Hollow Knight: Silksong is soaring on Steam. Just 24 hours after release it’s taken over the sales charts, hit a concurrent player peak of over 550,000, and received rave reviews from fans. But not in China. The long-awaited Metroidvania has instead been getting review-bombed by Chinese-language users on Steam who feel the translation this time around is much worse than that in the first Hollow Knight. The head of marketing for the game has already promised to put things right.
“To our Chinese speaking fans: We appreciate you letting us know about quality issues with the current Simplified Chinese translation of Hollow Knight: Silksong,” Matthew Griffin, in charge of publishing for the game, wrote on X. “We’ll be working to improve the translation over the coming weeks. Thanks for your feedback and support.” Despite the good news, his post has been inundated with comments and quote-tweets, many slamming the fact that the game launched without better quality checks for the Chinese localization.
According to localization expert Loek van Kooten, one of the main issues is that Silksong‘s evocative but concise writing has been turned into “a high-school drama club’s Elizabethan improv night” in the Chinese versions. He cites the following as an example of how the prose reads:
With nary a spirit nor thought shalt thou persist, bereft of mortal will, unbent, unswayed. With no lament nor tearful cry, only sorrow’s dirge to herald thine eternal woe. Born of gods and of the fathomless abyss, grasping heaven’s firmament in thine unworthy palm. Shackled to endless dream, tormented by pestilence and shadow, thy heart besieged by phantasmal demons. Thou art the chalice of destiny. Verily, thou art the Primordial Knight of Hollowness.
Van Kooten goes on to point out that one of two of Silksong‘s Chinese translators, listed as Hertzz Liu in the credits, had a habit of gloating about their involvement in the game and leaking small details about the development process over the summer prior to its release this week. The first Hollow Knight, on the other hand, had six Chinese translators, including one who had also worked on Stardew Valley.

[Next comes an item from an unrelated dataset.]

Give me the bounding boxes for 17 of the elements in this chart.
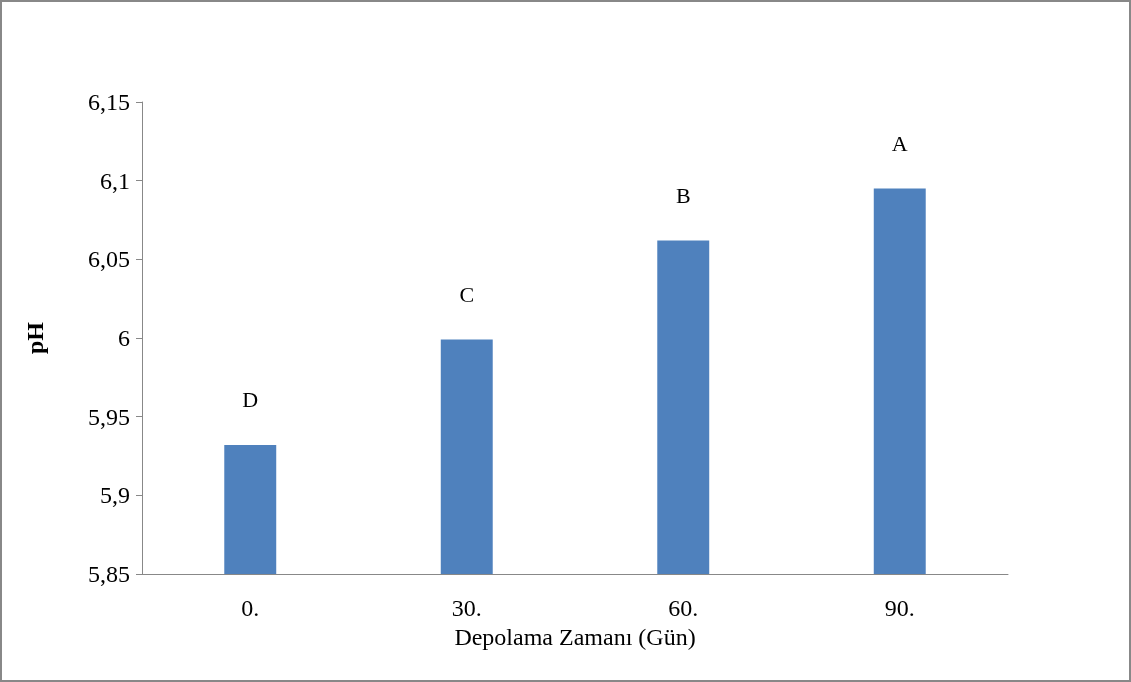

no,you don’t hate localizer enough. we need translator,not a fanfic writer that doesn’t convey author’s original intention,the whole localization industry is a scam https://t.co/5Q8fBB6UiH
— NKRZE (@nekorize) September 5, 2025
Here’s a Valve-translated portion of one Steam review blasting the Chinese verison:
First, the god-awful Chinese translation that everyone is mocking. It’s not just pretentious, pseudo-artistic nonsense—the phrasing and even the localization of place names are an absolute mess. I don’t understand how Hollow Knight’s fantastic, quotable translation turned into this unsalvageable heap of garbage in Silksong. The utterly idiotic localization has even affected the game’s world-building and storytelling, forcing me to guess at character relationships and main plot points. Thankfully, the combat holds up, or else I’d be completely disgusted.
Silksong currently sits at a staggeringly low rating of just 50 percent out of 10,000 reviews in the simplified Chinese category. That would be enough to significantly stunt the game’s Steam rating worldwide, at least in the short-term, had Valve not implemented a recent change that segments Steam reviews by language for exactly this reason. Now review-bombing in one country for region-specific issues doesn’t bleed over into a game’s overall perception globally.
Unlike when Hollow Knight released eight years ago, Chinese language users now make up the largest group on Steam. While poor translations don’t hurt a game for anyone who’s not reliant on them, they can limit a game’s trajectory on the Valve-owned storefront. Somehow I ultimately don’t think that will be a problem for Silksong, especially once Team Cherry gets the Chinese translation sorted.